Western leaders condemned the seven-year prison term meted out to the 51-year-old opposition leader in October as political persecution, and blocked strategic agreements on political association and a free-trade zone with the European Union.
But despite months of chiding by the European Union and the United States, Yanukovich has refused to act to secure her release. No one had expected her to be released on Wednesday.
Yanukovich did not immediately react to Vlasenko’s comments, though in tough remarks last Friday he said he would not negotiate integration with the European Union at the price of allowing it to interfere in her case.
In Brussels, the European Union urged Ukraine to reform its judicial system “to redress the effects of selective justice” like that seen in Tymoshenko’s case.
“We stress the importance for the Ukrainian authorities to take concrete steps to address the systemic problems of the judiciary,” Michael Mann, a spokesman for EU foreign policy chief Catherine Ashton, said.
Tymoshenko, recognizable for her peasant-style hair braid and known for fiery rhetoric, was not in court because of persistent back trouble which has kept her confined to a state-run hospital in eastern Ukraine.
About 300 of her supporters gathered outside the courtroom, chanting slogans such as “Yulia - Freedom!” and “Keep convicts inside and get Yulia out!” They lowered a mock coffin into the ground outside the courtroom to symbolize the death of justice.
The continued incarceration of Tymoshenko - by far the most vibrant opposition figure on Ukraine’s political landscape - is certain to figure as a major issue in an October 28 legislative election.
Yanukovich’s Party of the Regions goes into that election with the government highly unpopular over reforms that have increased taxes on small businesses and raised retirement ages, and it will have to work hard to retain its majority.
The abuse of office conviction relates to a gas deal that Tymoshenko brokered with Russia in 2009 when she was prime minister. The Yanukovich government says the agreement was reckless and saddled Ukraine with an enormous price for strategic supplies of gas which is taking a toll on the stressed economy.
Tymoshenko has denied betraying the national interest, with her lawyers arguing that the gas negotiation with Russia was a political act which did not amount to a criminal action.
Ukrainian state prosecutors said Tymoshenko’s guilt was clearly established at her trial last year.
In Wednesday’s judgment, the three-member panel said: “The judges of the court have reached the conclusion that the appeal cannot be satisfied ... The judges believe that the previous courts reached correct decisions on the crimes of Tymoshenko.”
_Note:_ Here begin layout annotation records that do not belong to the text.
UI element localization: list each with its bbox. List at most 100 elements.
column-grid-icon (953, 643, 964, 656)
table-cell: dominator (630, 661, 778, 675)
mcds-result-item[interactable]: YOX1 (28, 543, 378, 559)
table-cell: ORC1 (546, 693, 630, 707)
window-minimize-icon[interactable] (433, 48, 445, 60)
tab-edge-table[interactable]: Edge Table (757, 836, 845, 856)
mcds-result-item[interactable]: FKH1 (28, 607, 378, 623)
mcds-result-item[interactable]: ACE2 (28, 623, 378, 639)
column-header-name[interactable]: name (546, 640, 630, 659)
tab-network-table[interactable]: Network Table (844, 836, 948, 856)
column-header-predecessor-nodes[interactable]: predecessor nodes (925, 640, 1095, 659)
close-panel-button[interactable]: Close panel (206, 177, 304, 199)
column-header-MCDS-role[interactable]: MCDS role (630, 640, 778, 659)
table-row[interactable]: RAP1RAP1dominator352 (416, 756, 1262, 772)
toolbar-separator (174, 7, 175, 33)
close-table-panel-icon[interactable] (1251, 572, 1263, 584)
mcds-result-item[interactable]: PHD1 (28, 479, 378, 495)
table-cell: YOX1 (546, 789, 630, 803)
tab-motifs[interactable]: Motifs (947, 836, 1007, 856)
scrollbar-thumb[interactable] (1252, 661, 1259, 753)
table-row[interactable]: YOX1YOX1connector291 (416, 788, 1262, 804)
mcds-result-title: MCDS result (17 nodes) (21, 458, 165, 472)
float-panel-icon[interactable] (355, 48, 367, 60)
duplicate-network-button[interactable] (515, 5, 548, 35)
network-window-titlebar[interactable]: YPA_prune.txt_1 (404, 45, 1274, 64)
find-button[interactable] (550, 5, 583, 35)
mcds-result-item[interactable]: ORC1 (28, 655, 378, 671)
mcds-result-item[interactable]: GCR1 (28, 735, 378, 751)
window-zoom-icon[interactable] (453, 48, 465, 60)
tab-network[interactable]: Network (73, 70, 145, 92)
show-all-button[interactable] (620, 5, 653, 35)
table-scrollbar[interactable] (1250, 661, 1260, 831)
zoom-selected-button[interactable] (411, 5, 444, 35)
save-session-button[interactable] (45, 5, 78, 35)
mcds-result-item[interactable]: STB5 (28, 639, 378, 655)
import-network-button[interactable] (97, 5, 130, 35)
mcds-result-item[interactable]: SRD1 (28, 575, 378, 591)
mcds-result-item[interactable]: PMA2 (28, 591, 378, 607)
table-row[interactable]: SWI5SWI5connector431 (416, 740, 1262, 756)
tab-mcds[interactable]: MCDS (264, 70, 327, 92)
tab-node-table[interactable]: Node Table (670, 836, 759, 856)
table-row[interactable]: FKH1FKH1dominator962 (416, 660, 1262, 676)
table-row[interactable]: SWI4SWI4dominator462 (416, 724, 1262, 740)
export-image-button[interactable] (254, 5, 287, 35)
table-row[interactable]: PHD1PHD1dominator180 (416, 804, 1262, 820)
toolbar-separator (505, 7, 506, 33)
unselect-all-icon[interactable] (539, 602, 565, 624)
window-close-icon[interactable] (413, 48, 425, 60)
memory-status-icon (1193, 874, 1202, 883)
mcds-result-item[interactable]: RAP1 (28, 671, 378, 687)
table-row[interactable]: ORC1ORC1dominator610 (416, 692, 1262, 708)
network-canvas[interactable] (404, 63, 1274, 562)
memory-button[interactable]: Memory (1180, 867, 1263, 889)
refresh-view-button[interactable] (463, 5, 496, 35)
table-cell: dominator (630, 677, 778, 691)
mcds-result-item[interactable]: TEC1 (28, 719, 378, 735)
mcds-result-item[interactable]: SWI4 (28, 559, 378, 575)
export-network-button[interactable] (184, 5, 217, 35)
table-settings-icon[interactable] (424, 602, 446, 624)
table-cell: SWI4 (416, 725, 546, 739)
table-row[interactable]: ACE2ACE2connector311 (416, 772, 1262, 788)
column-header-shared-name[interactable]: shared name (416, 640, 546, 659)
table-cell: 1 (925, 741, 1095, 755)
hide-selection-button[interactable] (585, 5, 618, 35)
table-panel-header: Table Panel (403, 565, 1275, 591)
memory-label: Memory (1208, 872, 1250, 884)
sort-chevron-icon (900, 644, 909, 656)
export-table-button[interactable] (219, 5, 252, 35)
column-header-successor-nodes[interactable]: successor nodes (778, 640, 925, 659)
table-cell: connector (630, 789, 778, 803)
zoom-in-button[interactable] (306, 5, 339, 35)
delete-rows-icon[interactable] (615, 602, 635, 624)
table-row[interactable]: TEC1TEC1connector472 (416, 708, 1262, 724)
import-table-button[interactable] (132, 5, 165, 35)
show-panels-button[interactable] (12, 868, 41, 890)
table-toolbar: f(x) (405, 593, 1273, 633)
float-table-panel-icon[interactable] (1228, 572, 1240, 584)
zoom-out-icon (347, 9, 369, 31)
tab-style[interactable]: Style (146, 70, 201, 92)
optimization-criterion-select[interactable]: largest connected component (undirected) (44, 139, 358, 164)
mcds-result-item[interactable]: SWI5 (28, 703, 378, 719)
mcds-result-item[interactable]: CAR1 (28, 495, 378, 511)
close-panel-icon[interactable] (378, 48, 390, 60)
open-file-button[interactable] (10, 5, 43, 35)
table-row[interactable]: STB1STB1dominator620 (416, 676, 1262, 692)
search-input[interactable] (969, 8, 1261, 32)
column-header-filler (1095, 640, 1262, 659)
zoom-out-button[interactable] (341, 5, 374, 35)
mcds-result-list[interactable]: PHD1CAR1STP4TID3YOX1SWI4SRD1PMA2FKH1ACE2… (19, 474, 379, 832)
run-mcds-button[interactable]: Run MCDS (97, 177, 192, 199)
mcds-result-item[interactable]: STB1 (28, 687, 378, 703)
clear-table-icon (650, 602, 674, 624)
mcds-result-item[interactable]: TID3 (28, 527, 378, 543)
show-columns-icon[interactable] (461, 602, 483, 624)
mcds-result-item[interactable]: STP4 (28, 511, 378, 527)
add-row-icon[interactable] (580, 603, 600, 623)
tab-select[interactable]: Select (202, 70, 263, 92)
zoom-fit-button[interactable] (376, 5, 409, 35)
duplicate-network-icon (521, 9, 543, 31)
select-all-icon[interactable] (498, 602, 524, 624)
Tymoshenko’s daughter Yevgenia, who has sought international support for her mother’s cause, told journalists: “Today we again received a shameful decision which proves that a dictatorship is establishing itself in Ukraine.”
She said the ruling would be the basis for a fresh appeal to the Strasbourg-based European Court of Human Rights (ECHR).
The authorities have ignored Western criticism and piled up fresh charges against Tymoshenko for alleged past misdeeds.
In a separate trial, which has been adjourned several times because of Tymoshenko’s ill health, she is accused of embezzlement and tax evasion going back to alleged offences when she was in business in the 1990s.
Lawyers for Tymoshenko pressed her case at the ECHR on Tuesday, arguing that her pre-trial detention had been unlawful and that she had been subjected to degrading treatment in prison.
The former prime minister was a leader of the 2004 Orange Revolution protests against sleaze and cronyism in Ukraine that derailed Yanukovich’s first bid for the presidency.
She served two terms as prime minister under President Viktor Yushchenko, but the two fell out and their partnership dissolved into bickering and infighting.
She narrowly lost to Yanukovich in a run-off for the presidency in February 2010 after a bitter campaign.